Nope. Not because we all planned to buy so much Spokane and WSU swag that we needed extra bags to carry it all home. (By now, we HAVE all the swag…) We brought empty suitcases because our little girl is moving, again. But she’s not coming home to us. She’s secured a job at a hospital in Dallas, and she’s moving to Texas where she will room with her brother in a new apartment there. (More on Dallas and Luc in Part 2.)

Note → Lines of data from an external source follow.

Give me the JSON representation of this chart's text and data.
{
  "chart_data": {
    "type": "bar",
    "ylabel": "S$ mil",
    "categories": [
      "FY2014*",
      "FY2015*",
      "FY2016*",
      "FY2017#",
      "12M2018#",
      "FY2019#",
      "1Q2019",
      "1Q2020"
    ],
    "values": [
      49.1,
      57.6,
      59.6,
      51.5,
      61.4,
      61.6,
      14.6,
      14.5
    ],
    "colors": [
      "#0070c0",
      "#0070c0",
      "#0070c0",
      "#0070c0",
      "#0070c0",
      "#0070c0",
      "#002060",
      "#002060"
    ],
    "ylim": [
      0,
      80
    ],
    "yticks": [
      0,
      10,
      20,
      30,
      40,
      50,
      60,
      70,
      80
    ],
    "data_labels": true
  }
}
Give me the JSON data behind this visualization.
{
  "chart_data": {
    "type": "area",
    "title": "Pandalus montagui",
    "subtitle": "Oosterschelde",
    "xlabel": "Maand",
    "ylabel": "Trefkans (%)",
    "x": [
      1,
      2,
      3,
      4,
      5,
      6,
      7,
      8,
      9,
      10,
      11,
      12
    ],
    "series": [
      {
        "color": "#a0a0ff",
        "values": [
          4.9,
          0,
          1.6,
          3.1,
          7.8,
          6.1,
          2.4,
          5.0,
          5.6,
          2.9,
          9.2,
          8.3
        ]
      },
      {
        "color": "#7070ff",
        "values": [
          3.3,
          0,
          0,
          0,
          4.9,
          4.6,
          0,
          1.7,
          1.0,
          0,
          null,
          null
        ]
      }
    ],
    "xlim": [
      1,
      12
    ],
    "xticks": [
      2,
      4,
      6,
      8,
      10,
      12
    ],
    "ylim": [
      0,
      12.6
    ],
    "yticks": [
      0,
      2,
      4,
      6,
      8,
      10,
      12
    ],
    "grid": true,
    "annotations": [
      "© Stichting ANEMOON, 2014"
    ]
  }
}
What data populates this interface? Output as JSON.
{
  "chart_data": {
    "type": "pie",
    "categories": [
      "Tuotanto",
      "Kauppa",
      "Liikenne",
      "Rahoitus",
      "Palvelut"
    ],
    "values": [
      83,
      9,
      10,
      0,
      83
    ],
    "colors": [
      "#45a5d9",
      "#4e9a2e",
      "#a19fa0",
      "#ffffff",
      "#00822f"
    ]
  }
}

We packed a lot of stuff in those empty suitcases. Luc took a couple of them with him back to the apartment in Dallas, and we took the rest home here, to be transported as checked baggage again when we took our trip the following week to Dallas for Luc’s own graduation.
By delivering all of those suitcases full of Brooke’s stuff (two checked bags per person, FREE on Southwest) we cut down on the moving expenses — and the volume of stuff to move — to the extent that, now, in a couple of weeks Brooke and her mom will pack the remaining stuff in her car, still leaving enough room for the cat, and make the three-day road trip from Spokane to Dallas.
It’s been quite a journey for you, Nurse Brooke. I’m pleased as punch to see how you’ve grown these past four years since graduating from Saugus High School. It all went by so damn fast. Too fast, for your old man.
And I can’t wait to see what’s next in your story.
Tim Whyte is the editor of The Signal.